Indignité de ce qu’on appela jadis la fiction de gauche, réactivée par le cinéma américain contemporain. Signe distinctif ? Ne prélève de la politique que ce qui se prête le mieux à sa saisie par le polar. Non pas les problématiques sociales ou sociétales, qui ne recèlent aucune sous-intrigue, bien plutôt la corruption, les manœuvres de couloirs, la jungle des ambitions. Goût pour le secret derrière la porte que les brûlots prétendument alternatifs de Karel et Moore développent également. Plantés comme Demme au pied de la Maison-Blanche, et non à Bagdad, ils s’escriment à démontrer quoi ? Rien d’autre que ce que la rumeur tient, à juste titre sans doute, pour su. Que Bush est, soit un affairiste éhonté de connivence avec les pétroliers voire la famille Ben Laden, soit un pantin manipulé par les plus douteux stratèges néo-conservateurs. Étonnant de voir comme ces documentaires d’obédience européenne (Moore, fils adoptif de la gauche française) brassent le même imaginaire que la fiction, yankee avant d’être de gauche, de Demme.

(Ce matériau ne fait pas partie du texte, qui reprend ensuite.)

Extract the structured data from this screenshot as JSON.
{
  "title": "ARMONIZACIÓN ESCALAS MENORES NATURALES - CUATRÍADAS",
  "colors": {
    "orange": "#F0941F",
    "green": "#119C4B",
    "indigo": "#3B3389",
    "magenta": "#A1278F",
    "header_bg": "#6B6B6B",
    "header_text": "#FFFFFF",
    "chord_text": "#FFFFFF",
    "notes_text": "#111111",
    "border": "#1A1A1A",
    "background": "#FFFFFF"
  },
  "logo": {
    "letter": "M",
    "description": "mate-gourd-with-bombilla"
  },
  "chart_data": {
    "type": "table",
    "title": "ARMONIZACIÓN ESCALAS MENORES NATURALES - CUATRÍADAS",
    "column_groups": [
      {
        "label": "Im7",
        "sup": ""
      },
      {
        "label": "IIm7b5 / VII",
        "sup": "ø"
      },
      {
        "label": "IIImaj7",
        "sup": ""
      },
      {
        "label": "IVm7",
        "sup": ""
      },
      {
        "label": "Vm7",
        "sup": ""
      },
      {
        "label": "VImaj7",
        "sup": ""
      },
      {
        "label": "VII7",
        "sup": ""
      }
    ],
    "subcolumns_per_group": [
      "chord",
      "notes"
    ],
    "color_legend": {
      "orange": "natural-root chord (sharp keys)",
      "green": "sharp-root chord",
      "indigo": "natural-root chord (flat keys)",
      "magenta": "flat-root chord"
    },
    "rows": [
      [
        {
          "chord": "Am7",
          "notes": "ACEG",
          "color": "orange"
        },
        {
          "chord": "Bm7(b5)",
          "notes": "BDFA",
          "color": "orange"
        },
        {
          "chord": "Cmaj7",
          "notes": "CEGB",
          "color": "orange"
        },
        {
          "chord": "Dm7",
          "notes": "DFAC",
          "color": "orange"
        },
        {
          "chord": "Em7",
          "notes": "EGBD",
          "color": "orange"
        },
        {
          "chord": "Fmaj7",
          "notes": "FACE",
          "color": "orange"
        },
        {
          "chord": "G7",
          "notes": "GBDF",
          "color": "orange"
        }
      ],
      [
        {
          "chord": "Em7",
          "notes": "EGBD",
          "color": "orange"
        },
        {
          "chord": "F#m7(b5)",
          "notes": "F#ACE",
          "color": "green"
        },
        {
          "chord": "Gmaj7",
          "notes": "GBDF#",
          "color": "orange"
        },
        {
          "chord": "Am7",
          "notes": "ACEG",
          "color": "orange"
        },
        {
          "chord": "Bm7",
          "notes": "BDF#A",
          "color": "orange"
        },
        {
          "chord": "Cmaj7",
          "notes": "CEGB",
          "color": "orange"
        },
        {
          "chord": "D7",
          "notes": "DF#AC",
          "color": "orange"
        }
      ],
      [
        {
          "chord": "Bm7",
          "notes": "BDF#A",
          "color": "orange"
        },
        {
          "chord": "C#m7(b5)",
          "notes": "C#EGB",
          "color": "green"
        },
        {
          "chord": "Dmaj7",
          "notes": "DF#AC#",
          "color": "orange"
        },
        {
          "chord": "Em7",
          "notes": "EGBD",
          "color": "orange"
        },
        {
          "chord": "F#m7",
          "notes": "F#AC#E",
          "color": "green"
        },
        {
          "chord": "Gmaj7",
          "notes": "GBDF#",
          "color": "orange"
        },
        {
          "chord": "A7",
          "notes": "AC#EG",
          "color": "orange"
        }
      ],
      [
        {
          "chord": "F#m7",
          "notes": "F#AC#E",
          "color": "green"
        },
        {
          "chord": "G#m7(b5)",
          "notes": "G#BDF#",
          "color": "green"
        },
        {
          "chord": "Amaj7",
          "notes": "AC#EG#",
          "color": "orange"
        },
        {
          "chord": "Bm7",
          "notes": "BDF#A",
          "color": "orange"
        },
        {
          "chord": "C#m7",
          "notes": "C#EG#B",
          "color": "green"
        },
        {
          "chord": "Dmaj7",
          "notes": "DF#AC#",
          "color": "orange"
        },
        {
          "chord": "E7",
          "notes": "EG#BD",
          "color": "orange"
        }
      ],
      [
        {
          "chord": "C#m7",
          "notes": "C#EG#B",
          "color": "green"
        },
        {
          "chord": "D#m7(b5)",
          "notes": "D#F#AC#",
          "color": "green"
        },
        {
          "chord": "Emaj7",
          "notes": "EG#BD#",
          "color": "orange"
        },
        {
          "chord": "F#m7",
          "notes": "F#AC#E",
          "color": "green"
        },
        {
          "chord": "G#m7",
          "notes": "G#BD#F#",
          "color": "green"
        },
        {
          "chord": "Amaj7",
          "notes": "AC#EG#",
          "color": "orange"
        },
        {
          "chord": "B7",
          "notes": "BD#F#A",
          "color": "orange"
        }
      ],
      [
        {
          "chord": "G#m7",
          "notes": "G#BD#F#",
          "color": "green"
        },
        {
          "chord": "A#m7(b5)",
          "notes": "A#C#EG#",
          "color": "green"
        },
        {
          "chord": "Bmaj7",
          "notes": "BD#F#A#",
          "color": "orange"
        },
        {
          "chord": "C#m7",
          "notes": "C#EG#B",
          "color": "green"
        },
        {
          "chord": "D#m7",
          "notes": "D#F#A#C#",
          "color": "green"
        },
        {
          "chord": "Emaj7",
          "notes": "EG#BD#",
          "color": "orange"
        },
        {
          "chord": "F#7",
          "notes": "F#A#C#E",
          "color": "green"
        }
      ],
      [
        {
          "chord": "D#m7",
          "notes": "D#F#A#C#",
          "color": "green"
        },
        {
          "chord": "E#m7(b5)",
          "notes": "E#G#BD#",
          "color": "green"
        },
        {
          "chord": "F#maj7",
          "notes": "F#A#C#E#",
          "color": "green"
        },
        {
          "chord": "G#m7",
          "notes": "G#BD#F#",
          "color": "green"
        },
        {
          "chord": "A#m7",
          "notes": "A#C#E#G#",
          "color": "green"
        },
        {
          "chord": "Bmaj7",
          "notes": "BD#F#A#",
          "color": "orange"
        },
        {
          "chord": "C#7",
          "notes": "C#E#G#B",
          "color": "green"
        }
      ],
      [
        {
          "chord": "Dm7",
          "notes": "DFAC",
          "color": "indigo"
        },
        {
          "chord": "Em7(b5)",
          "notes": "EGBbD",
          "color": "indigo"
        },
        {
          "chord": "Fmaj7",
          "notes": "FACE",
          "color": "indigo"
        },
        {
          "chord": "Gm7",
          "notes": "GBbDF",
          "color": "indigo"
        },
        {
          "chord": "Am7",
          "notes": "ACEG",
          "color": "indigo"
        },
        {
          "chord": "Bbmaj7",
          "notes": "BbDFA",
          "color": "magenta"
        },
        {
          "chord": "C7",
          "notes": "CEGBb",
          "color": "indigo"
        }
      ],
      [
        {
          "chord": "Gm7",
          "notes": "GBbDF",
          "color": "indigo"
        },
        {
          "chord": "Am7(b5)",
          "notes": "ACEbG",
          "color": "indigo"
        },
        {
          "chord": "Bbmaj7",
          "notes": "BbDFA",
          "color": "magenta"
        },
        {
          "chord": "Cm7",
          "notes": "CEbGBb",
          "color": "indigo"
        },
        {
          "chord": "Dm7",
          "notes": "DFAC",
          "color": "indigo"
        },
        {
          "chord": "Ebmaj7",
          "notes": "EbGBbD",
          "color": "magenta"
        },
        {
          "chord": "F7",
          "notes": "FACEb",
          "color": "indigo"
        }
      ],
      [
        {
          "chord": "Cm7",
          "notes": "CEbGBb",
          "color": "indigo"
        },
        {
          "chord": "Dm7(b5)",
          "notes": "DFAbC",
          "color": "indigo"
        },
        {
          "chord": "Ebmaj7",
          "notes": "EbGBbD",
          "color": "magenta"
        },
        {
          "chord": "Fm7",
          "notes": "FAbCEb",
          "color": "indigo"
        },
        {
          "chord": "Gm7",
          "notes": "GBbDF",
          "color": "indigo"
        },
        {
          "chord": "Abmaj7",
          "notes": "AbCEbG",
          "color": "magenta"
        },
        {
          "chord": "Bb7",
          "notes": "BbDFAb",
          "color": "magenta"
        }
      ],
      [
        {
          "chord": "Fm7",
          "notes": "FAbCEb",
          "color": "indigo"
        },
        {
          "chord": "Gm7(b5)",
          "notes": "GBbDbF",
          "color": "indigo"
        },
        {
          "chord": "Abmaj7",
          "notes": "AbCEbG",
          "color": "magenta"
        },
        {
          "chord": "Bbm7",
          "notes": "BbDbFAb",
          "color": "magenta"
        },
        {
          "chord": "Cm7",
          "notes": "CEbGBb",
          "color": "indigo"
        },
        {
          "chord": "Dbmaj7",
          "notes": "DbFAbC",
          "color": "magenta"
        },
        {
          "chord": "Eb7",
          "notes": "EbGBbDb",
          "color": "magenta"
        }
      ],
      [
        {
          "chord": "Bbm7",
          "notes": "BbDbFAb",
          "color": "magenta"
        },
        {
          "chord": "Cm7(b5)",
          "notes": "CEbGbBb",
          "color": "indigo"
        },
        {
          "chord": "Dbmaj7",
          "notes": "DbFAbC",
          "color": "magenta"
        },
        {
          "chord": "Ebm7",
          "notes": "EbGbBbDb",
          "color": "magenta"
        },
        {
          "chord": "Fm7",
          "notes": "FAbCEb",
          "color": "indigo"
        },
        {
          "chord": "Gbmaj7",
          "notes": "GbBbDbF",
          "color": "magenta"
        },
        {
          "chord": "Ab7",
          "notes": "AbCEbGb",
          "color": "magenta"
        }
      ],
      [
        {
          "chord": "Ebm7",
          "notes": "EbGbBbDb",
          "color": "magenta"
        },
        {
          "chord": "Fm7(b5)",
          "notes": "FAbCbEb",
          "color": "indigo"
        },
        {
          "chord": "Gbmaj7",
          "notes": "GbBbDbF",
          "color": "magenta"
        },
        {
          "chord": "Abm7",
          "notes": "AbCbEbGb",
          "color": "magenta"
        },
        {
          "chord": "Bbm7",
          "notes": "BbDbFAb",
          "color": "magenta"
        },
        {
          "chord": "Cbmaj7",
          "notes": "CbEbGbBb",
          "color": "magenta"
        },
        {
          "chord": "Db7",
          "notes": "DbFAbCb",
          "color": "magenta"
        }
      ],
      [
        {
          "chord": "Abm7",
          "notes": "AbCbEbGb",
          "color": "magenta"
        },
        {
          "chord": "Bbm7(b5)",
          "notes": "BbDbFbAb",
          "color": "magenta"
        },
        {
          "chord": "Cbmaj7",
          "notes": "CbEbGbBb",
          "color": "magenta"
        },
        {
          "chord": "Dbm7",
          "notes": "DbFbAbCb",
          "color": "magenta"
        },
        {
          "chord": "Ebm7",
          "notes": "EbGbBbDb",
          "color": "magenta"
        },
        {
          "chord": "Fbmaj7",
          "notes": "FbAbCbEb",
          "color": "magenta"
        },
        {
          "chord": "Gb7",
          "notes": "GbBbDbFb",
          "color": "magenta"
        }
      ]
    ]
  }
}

Et tous de conserve se récrieront qu’ils n’ont pas inventé les faits. Karel s’appuiera sur des témoignages indiscutablement fiables, Demme protestera que l’implant n’est que le grossissement d’un trait réel, à savoir que Bush est un homme de paille. Il est vrai que la récente affaire de l’oreillette, même hypothétique, a étayé la possibilité qu’il le soit. Mais là encore c’est affaire de choix et d’humeur, plus précisément de l’objet à quoi on décide de consacrer son attention. Il y a ceux qui s’évertuent à démontrer qu’on a soufflé à W ses réponses lors du premier débat électoral, et ceux qui s’intéressent à ses propos mêmes, soufflés ou non – qu’est-ce que ça change sur le fond ? Ceux que la morphologie de la guerre n’intéresse pas, et ceux qui pensent qu’elle est toujours un fait central de l’humanité concrète. Brisant des jambes vraies et remuant d’irréfutables litres de boue, la guerre a lieu tous les jours. D’elle il n’est pas moins possible qu’il y a vingt ans de tirer des films. S’ils se font, nous irons les voir.